La Borde, along with another clinic called Saint-Alban, were the first hospitals to utilize Institutional Psychotherapy, or IP: a treatment plan derived from Lacanian and Marxist schools of thought that argued for the deconstruction of oppressive hierarchies in psychiatric care. Pain’s films, composed from footage shot during his time at the clinics, illustrate the results of these efforts, rendering the worlds of Saint-Alban and La Borde nearly unrecognizable as mental institutions. It is often difficult to distinguish between patient and clinician: A small television with a wooden chair near the gallery’s entrance displays Le cahier vert (The Green Notebook, 1980), in which French theory juggernaut Félix Guattari — here a charmingly amateurish actor — searches for a lost notebook, mingling with several presumable hospital patients along the way. Likewise, in “The Crystal Wave,” doctors and psychiatric residents are rendered equal — even indistinguishable — both onscreen and in the film’s production, which was made as a collective effort.

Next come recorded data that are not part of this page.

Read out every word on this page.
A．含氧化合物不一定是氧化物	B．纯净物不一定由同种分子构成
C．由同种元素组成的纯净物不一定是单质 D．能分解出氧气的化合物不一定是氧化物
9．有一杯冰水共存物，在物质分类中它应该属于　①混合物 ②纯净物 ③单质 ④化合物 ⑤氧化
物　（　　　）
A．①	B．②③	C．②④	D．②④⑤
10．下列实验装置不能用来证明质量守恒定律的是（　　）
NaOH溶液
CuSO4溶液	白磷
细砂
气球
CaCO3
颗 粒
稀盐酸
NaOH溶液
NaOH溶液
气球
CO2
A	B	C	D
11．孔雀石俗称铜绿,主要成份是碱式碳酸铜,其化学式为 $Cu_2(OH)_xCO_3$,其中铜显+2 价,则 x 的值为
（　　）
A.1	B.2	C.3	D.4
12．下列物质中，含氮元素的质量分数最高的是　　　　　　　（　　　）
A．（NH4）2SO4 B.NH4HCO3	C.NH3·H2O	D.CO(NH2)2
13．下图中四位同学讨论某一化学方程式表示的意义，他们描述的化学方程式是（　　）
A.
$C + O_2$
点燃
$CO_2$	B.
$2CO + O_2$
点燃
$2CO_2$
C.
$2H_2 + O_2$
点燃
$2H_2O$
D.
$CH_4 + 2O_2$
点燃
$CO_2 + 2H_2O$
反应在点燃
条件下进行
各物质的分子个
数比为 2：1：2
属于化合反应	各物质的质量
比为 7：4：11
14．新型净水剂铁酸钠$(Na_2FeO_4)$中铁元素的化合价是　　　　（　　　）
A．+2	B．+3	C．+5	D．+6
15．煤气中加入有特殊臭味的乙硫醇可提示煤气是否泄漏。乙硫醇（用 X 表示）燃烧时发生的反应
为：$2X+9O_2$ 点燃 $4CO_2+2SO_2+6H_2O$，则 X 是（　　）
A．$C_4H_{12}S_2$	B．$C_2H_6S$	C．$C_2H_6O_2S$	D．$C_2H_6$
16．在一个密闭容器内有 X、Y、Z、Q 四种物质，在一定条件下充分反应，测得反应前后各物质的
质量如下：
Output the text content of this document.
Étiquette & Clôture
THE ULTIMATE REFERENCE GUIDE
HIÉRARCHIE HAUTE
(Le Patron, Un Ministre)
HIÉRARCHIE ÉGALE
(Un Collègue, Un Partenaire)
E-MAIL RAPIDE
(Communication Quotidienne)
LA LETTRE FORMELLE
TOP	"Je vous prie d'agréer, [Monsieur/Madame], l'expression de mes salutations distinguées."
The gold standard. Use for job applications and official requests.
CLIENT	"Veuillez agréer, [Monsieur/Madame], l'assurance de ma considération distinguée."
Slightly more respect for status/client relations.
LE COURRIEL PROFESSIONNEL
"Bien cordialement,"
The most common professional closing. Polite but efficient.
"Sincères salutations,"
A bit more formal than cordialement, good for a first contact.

Pain’s new art installation, “Institutional Psychotherapy as one of the fine arts…” (2025), captures the communal goals of La Borde and Saint-Alban founders Jean Oury and François Tosquelles in a nine-channel, nearly 25-minute montage of previously disparate footage, most shot during Pain’s time at the clinics. In one poignant section, Oury describes the “double alienation” of many individuals prior to their arrival at the hospital, one that is both “psychotic … the alienation of the mad” and “social.” In order to “cure the mad,” Oury implies, one must first “cure the hospital” of its socially alienating qualities. Pain’s frenetic artwork, like La Borde and Saint-Alban, forces collectivity to form from scenes of disenfranchisement: Oury’s interview appears alongside black-and-white footage of soldiers carrying dead bodies, solitary figures navigating a crowded subway car, and police officers arresting a civilian. Projected next to each other in a nine-part grid, the video’s stream turns these isolated, often violent scenes into a unified experience.
In Pain’s experimental films, this innovative psychiatric mode becomes art, and vice versa. While some of these videos feel more didactic than invigorating, Pain’s artwork offers one jumping off point to imagining a more just world — either at the hospital or in the art gallery.

François Pain: Psychiatry is what Psychiatrists do continues at Joan (Bendix Building, 1206 Maple Avenue # 715, Los Angeles, California) through April 26. The exhibition was curated by Perwana Nazif.